Chapter 19, Problem 1P

Using supeerposition, determine the current through the inductance X_L for the network of Fig. 19.105.

To determine

The current flowing through the inductance $X_L$ of the given circuit.

Answer to Problem 1P

The current through the inductor is ${\text{I}}_{\text{L}}=6.1\angle -32.11°\text{A}$.

Explanation of Solution

Given:

The given circuit is shown in Figure 1.

Calculation:

To apply superposition theorem, first consider the effect of voltage source ${\text{E}}_{\text{1}}$ and replace the source ${\text{E}}_{\text{2}}$ by a short circuit.

The required diagram is shown in Figure 2.

Let the voltage at node 1 is $V$. Apply KCL at node 1.

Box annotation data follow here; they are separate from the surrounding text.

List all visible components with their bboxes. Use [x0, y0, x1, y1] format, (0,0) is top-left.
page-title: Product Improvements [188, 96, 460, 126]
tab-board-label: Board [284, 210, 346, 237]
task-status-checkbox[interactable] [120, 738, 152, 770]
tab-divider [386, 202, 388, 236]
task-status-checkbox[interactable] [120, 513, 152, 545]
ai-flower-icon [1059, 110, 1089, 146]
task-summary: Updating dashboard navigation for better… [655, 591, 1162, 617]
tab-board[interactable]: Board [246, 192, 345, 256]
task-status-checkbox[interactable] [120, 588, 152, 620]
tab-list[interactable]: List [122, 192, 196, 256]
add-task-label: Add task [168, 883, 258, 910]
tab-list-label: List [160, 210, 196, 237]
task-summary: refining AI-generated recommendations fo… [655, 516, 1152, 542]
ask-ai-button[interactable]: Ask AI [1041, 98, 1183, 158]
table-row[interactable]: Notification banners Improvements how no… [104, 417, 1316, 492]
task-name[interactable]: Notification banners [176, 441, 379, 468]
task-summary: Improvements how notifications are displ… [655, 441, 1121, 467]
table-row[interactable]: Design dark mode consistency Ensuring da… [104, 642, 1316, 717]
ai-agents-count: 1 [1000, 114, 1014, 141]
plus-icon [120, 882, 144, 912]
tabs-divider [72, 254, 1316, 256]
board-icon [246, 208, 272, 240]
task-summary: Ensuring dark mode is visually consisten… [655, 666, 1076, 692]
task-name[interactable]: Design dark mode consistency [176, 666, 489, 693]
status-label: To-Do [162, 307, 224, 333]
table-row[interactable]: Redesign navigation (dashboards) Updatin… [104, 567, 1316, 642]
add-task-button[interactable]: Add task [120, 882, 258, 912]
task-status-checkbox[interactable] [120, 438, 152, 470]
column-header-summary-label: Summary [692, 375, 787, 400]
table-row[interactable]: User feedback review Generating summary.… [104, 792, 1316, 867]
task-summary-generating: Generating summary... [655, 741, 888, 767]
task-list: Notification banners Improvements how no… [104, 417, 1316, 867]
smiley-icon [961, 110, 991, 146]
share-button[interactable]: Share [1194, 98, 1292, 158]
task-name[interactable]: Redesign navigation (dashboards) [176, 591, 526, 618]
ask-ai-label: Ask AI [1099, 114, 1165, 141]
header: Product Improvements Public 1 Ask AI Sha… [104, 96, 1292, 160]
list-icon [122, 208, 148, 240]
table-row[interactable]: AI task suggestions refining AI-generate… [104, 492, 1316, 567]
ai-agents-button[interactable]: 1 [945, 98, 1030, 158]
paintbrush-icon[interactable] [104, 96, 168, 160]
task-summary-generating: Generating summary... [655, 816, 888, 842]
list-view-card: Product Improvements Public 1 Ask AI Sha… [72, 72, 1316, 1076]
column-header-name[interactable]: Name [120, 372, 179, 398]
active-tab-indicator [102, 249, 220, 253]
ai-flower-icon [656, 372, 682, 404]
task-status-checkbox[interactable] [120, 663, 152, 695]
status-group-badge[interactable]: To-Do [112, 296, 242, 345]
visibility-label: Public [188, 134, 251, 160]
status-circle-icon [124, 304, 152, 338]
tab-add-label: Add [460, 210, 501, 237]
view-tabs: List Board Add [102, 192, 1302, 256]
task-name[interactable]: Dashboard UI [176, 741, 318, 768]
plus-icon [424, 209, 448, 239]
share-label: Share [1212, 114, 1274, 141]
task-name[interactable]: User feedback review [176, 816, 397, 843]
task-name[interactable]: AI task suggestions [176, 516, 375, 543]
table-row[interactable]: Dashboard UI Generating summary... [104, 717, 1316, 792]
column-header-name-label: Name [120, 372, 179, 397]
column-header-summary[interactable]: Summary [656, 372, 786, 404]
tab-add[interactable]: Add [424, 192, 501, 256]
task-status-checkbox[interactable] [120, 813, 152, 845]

  $\begin{array}{l}\frac{V-30\angle 30°}{3}+\frac{V}{j8}+\frac{V}{-j6}=0\\ \left(\frac{1}{3}+\frac{1}{j8}+\frac{1}{-j6}\right)V=\frac{30\angle 30°}{3}\\ \left(0.333+j0.0417\right)=10\angle 30°\\ V=29.77\angle 22.87°\text{V}\end{array}$

The current through the inductor is given by

  ${\text{I}}_{\text{L1}}=\frac{V}{j8}$

Substitute $29.77\angle 22.87°$ for $V$ in the above equation.

  $\begin{array}{c}{\text{I}}_{\text{L1}}=\frac{29.77\angle 22.87°}{j8}\\ =3.72\angle -67.12°\text{A}\end{array}$

Now consider the effect of source voltage ${\text{E}}_{\text{2}}$ and replace the source voltage ${\text{E}}_{\text{1}}$ by short circuit.

The required diagram is shown in Figure 3.

Apply the KCL at node 2.

  $\begin{array}{c}\frac{V}{3}+\frac{V}{j8}+\frac{V-60\angle 10°}{-j6}=0\\ \left(\frac{1}{3}+\frac{1}{j8}+\frac{1}{-j6}\right)V=\frac{60\angle 10°}{-j6}\\ \left(0.333+j0.0417\right)=10\angle 100°\\ V=29.77\angle 92.87°\text{V}\end{array}$

The current through the inductor is given by,

  $\begin{array}{c}{\text{I}}_{\text{L2}}=\frac{29.77\angle 92.87°}{j8}\\ =3.72\angle 2.87°\text{A}\end{array}$

Therefore, according to super position theorem the current through the inductor is given by

  ${\text{I}}_{\text{L}}={\text{I}}_{\text{L1}}+{\text{I}}_{\text{L2}}$

Substitute $3.72\angle -67.12°\text{A}$ for ${\text{I}}_{\text{L1}}$ and $3.72\angle 2.87°\text{A}$ for ${\text{I}}_{\text{L2}}$ in the above equation.

  $\begin{array}{c}{\text{I}}_{\text{L}}=3.87\angle -67.12°+3.87\angle 92.87°\\ {\text{I}}_{\text{L}}=6.1\angle -32.11°\text{A}\end{array}$

Conclusion:

Therefore, the current through the inductor is $\text{I}=6.1\angle -32.11°\text{A}$.